UPDATED 07/19/12 9:15 p.m.

CHICAGO (CBS) -- The storms that rocked the Chicago area overnight weren't enough to end the drought, but they were a good start.

As WBBM Newsradio's Mike Krauser reports, the heavy, drenching rain covered a vast swath of the region – northern Illinois, southern Wisconsin, northern Indiana, and southern Michigan.

LISTEN: WBBM Newsradio's Mike Krauser reports


Meteorologist Elliott Abrams said it was not enough to end the drought, but it will make a difference.

"It makes a difference in terms of the topsoil, and also the lawns – the straw texture of many lawns is going to turn green once again; might even need the lawnmower," Abrams said. "But it can dry out once again. We're still way behind on rainfall for the season, so in terms of the long-term deficit, no, it doesn't do anything. But every drought in history ends with at least some rain, and we certainly had a heavy rain last night."
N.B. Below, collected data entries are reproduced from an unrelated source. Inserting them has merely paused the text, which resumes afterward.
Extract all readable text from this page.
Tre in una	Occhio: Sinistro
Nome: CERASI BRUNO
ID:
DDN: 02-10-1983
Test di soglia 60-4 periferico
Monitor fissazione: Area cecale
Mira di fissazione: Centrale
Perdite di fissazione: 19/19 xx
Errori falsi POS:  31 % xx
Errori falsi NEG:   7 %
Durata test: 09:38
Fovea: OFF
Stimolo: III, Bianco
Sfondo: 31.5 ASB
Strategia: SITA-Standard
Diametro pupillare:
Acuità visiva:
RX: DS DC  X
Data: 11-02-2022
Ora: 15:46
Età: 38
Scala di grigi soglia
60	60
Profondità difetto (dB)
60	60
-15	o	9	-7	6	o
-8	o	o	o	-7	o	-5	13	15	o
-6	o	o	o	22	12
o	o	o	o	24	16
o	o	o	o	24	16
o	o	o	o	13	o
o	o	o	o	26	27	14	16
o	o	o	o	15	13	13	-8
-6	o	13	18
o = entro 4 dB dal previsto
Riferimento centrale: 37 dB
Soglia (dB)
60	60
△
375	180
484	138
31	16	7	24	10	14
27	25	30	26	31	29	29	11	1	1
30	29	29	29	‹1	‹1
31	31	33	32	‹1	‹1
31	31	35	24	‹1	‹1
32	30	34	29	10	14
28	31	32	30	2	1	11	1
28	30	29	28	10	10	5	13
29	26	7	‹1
Since June 1, Abrams says, we have only had about 40 percent of the average rainfall, most of them overnight and on Thursday morning.

CBS 2 Meteorologist Mary Kay Kleist reports the heaviest recorded rainfall total as of the 8 a.m. hour was in Winnetka, with 3.78 inches. Lincolnshire followed with 3.62 inches; Portage, Ind., with 3 inches, Midway International Airport with 2.02 inches; Addison with 1.87 inches; and O'Hare International Airport with with 1.67 and Kankakee with 1.2 inches.

On Wednesday, the U.S. Drought Monitor elevated the drought status of much of the Chicago area. The city of Chicago proper southward to Kankakee, and Northwest Indiana, remain in a moderate drought.

But the rest of Illinois – including Lake and McHenry counties as well as the western suburbs and exurbs, are now in a state of severe drought.

Southern Wisconsin, far Southern Illinois, and much of Indiana are now in a state of extreme drought.

The storms ripped down trees in several areas, and lightning from the storms is believed to be to blame for a house fire at Newland Avenue and Byron Street on the city's Northwest Side. The storms are also blamed for a gas leak in Lyons that erupted into a fire along busy 1st Avenue, forcing the evacuation of a resident and the closure of the road.

Meanwhile, the dry conditions threaten to wreak high-priced havoc at supermarkets and the nation's restaurants, CBS2's Mike Parker reports.

Kayla Smits was selling herbs from her parents' Chicago Heights farm at the Daley Center Thursday.

"It is really hurting a lot of the herbs like cilantro and dill. They're really having a hard time, and even some of the basil is just so dry, and you can't water it enough," she complained.

Price hikes have already started. Since June 1, the price for a bushel of corn has gone up 38 percent; the price for a bushel of beans has risen 24 percent.

Farm vendor Ethan Klug, who sells goods from his Michigan family farm, warned consumers not to be shocked by future food prices.

"We're not trying to rip you off," he said. "We're just trying to make a living and it does cost us more when it's a drought."